The WWE’s long track record of repetitive, uninspired, and just plain stupid storytelling prompted Bleacher Report contributor David Levin to declare that “Vince McMahon’s brand has finally gone stale.” That was back in 2012. Fast-forward seven years, and you’ll find Deadspin contributor Luis Paez-Pumar lamenting the wrestling company’s “stale creative” team and Cageside Seats’ Henry Casey deriding “stale” rivalries.
It seems that old habits die hard, and any habit that consistently rakes in dough for a company is destined to live on in zombie-like perpetuity because stale bread is still bread. It’s the same reason that the movie industry creates a parade of formulaic blockbusters and sequels and the internet recycles widely known stories about wrestlers. That brings us to the wrestler formerly known as Dean Ambrose, who wanted to create something fresh.

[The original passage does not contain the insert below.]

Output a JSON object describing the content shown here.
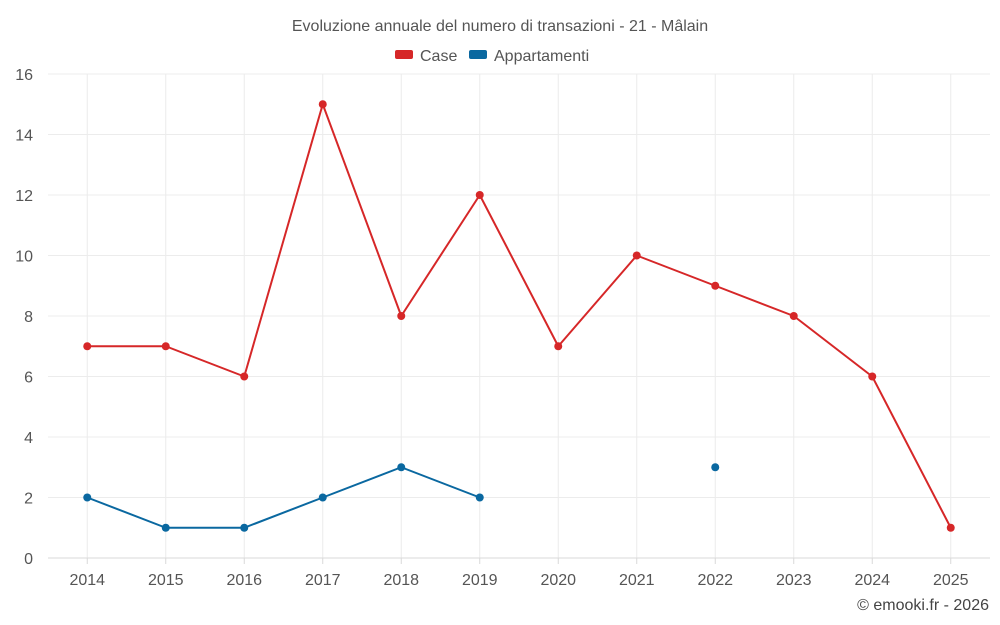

That's how the cookie-cutter crumbles
Now known as Jon Moxley, the former WWE star jumped ship to join more like-minded wrestlers in the AEW because he couldn’t stomach the same stale, stupid words that the WWE creative team kept putting in his mouth and shoving down fans’ throats. Per ESPN, on an episode of the Talk is Jericho podcast, Moxley said that the WWE creative team made him say “goofy sh*t” and gave him nonsensical story lines. He grew to despise his favorite aspect of the industry: cutting promos. Over time, he began to feel “physically sick” and depressed, and the possibility of a bigger paycheck couldn’t cure what ailed him. As Moxley put it, “I don’t care how many zeroes you want to put on a piece of paper, I am gone.”

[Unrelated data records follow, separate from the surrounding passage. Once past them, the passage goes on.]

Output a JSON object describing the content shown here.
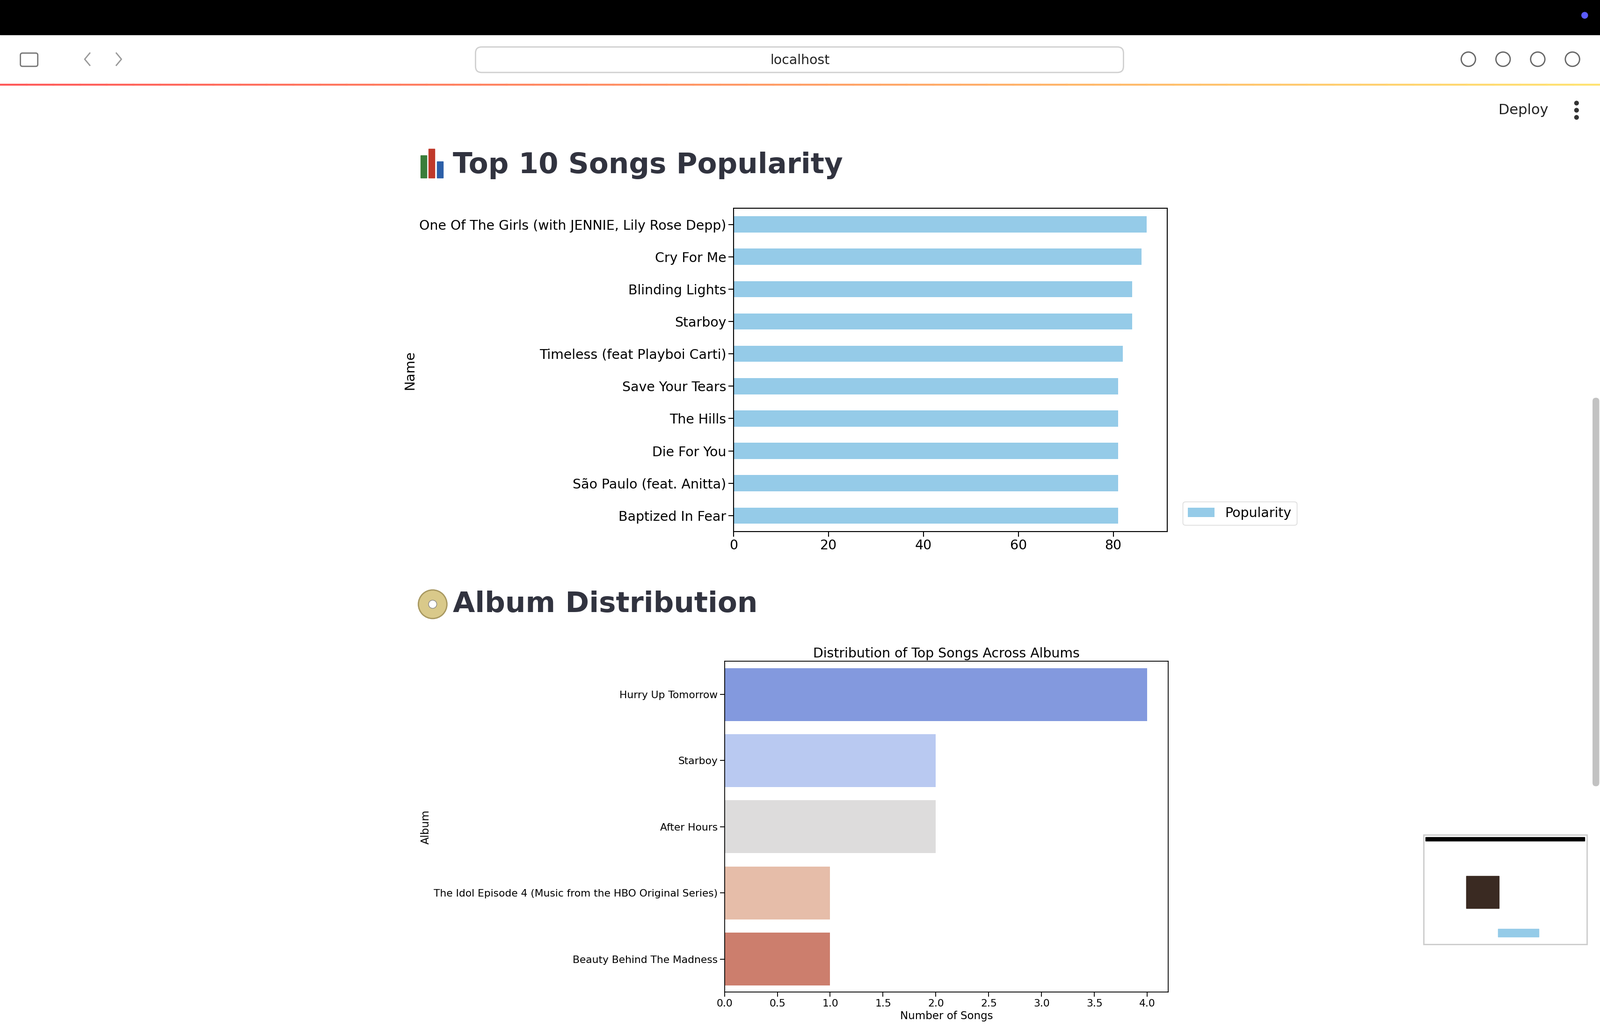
{
  "page": {
    "url": "localhost",
    "deploy": "Deploy",
    "headings": [
      "Top 10 Songs Popularity",
      "Album Distribution"
    ]
  },
  "chart_data": [
    {
      "type": "bar",
      "orientation": "horizontal",
      "ylabel": "Name",
      "categories": [
        "One Of The Girls (with JENNIE, Lily Rose Depp)",
        "Cry For Me",
        "Blinding Lights",
        "Starboy",
        "Timeless (feat Playboi Carti)",
        "Save Your Tears",
        "The Hills",
        "Die For You",
        "São Paulo (feat. Anitta)",
        "Baptized In Fear"
      ],
      "series": [
        {
          "name": "Popularity",
          "color": "#95cbe8",
          "values": [
            87,
            86,
            84,
            84,
            82,
            81,
            81,
            81,
            81,
            81
          ]
        }
      ],
      "xlim": [
        0,
        91.4
      ],
      "xticks": [
        0,
        20,
        40,
        60,
        80
      ],
      "legend": "lower right",
      "grid": false
    },
    {
      "type": "bar",
      "orientation": "horizontal",
      "title": "Distribution of Top Songs Across Albums",
      "xlabel": "Number of Songs",
      "ylabel": "Album",
      "categories": [
        "Hurry Up Tomorrow",
        "Starboy",
        "After Hours",
        "The Idol Episode 4 (Music from the HBO Original Series)",
        "Beauty Behind The Madness"
      ],
      "values": [
        4,
        2,
        2,
        1,
        1
      ],
      "colors": [
        "#8399de",
        "#b9c9f1",
        "#dddcdc",
        "#e6bda9",
        "#cc7e6d"
      ],
      "xlim": [
        0,
        4.2
      ],
      "xticks": [
        {
          "value": 0,
          "label": "0.0"
        },
        0.5,
        {
          "value": 1,
          "label": "1.0"
        },
        1.5,
        {
          "value": 2,
          "label": "2.0"
        },
        2.5,
        {
          "value": 3,
          "label": "3.0"
        },
        3.5,
        {
          "value": 4,
          "label": "4.0"
        }
      ],
      "grid": false
    }
  ]
}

Before Moxley left, Vince McMahon asked him to go too far in a promo referencing Roman Reigns, who at the time was fighting a real-life battle with leukemia. Moxley recalled in an interview with the Wrap that McMahon convinced him to say, “We were rotten to the core from the very beginning. And now time has caught up to us, and we’re all gonna pay for it in different ways … I mean, look at Roman. For Roman’s part, for what Roman did in the Shield — he has to answer to the man upstairs.” He found the whole idea of suggesting his real-life friend deserved to die of real-life cancer “very distasteful” and emblematic of the awful creative decisions that were “killing the company.” So one can only imagine that for Moxley, being able to spread his creative wings at AEW must taste like heaven.